Die gemeinsame Initiative des Bundes und der Länder „Leistung macht Schule“, die die Entwicklungsmöglichkeiten leistungsstarker Schülerinnen und Schüler stärken soll und im Januar mit 300 Schulen deutschlandweit startete, wurde von den mehr als 160 Teilnehmerinnen und Teilnehmern des Kongresses in Bensberg deshalb mit viel Wohlwollen, aber auch kritischen Nachfragen gewürdigt. Ulrich Wehrhöfer, vom Ministerium für Schule und Bildung NRW stellte für die Kulturministerkonferenz die Initiative vor, verwies auf die großen Chancen dieser Initiative für die Weiterentwicklung der Unterrichtsqualität, der Fachdidaktik und Lehrerfortbildung und warb für Geduld und realistische Erwartungen an die Initiative. In diesem Kontext forderte Ursula Hellert vom CJD in Braunschweig eine „echte Inklusion“, die nicht nur Kinder mit Förderbedarf in den Blick nimmt, sondern auch die hochbegabten, die es in den normalen Schulbetrieb zu integrieren gilt. Martina Rosenboom von der DGhK betonte, dass alle Kinder davon profitieren, wenn Lehrkräfte mehr auf Begabungen und Stärken der Kinder achteten. Eine auf zehn Jahre angelegte und länderübergreifende Initiative, die Forschung und Praxis zusammenbringt, wurde von allen Beteiligten als wichtiger Schritt in die richtige Richtung angesehen.
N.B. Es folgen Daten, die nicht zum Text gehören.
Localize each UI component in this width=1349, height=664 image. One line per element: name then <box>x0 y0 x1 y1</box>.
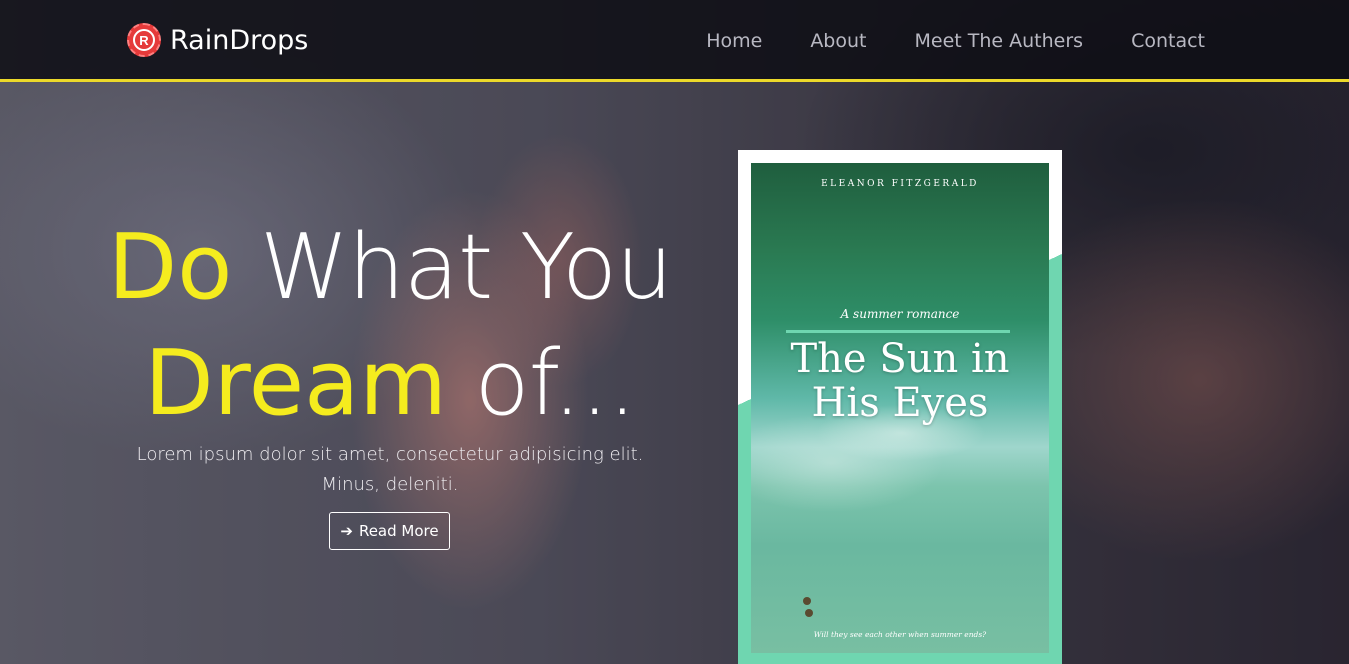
nav-link-home[interactable]: Home <box>706 30 762 52</box>
brand-logo-letter: R <box>133 29 155 51</box>
hero-lead-text: Lorem ipsum dolor sit amet, consectetur … <box>136 444 644 495</box>
navbar: R RainDrops Home About Meet The Authers … <box>0 0 1349 82</box>
book-cover-frame: ELEANOR FITZGERALD A summer romance The … <box>738 150 1062 664</box>
brand-logo-icon: R <box>127 23 161 57</box>
book-title: The Sun in His Eyes <box>751 337 1049 425</box>
book-footer-text: Will they see each other when summer end… <box>813 630 987 639</box>
nav-link-contact[interactable]: Contact <box>1131 30 1205 52</box>
book-title-line-2: His Eyes <box>811 380 989 426</box>
book-author: ELEANOR FITZGERALD <box>821 179 979 189</box>
headline-word-do: Do <box>107 215 233 320</box>
hero-headline: Do What You Dream of... <box>80 210 700 442</box>
nav-links: Home About Meet The Authers Contact <box>706 30 1205 52</box>
nav-link-about[interactable]: About <box>810 30 866 52</box>
arrow-right-icon: ➔ <box>340 522 353 540</box>
nav-link-authors[interactable]: Meet The Authers <box>915 30 1084 52</box>
headline-what-you: What You <box>232 215 673 320</box>
book-title-rule <box>786 330 1010 333</box>
book-cover[interactable]: ELEANOR FITZGERALD A summer romance The … <box>751 163 1049 653</box>
headline-of: of... <box>446 331 637 436</box>
brand-name: RainDrops <box>170 24 309 56</box>
read-more-button[interactable]: ➔ Read More <box>329 512 450 550</box>
book-title-line-1: The Sun in <box>790 336 1010 382</box>
read-more-label: Read More <box>358 522 439 540</box>
swimmers-illustration <box>803 597 813 621</box>
headline-word-dream: Dream <box>144 331 447 436</box>
brand[interactable]: R RainDrops <box>127 22 308 58</box>
book-tagline: A summer romance <box>840 307 960 321</box>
Professor Ziegler von der Universität Erlangen-Nürnberg betonte, „die Gesellschaft sollte interessiert sein, dass Hochbegabte ihr Potenzial ausschöpfen wollen.“

Der Kongress „Gesichter von Hochbegabung“ wurde von der Deutschen Gesellschaft für das hochbegabte Kind (DGhK), der Thomas-Morus-Akademie Bensberg und dem Christlichen Jugenddorfwerk Deutschlands (CJD) mit Unterstützung der Kirmser Stiftung vom 16.-18.3.2018 durchgeführt.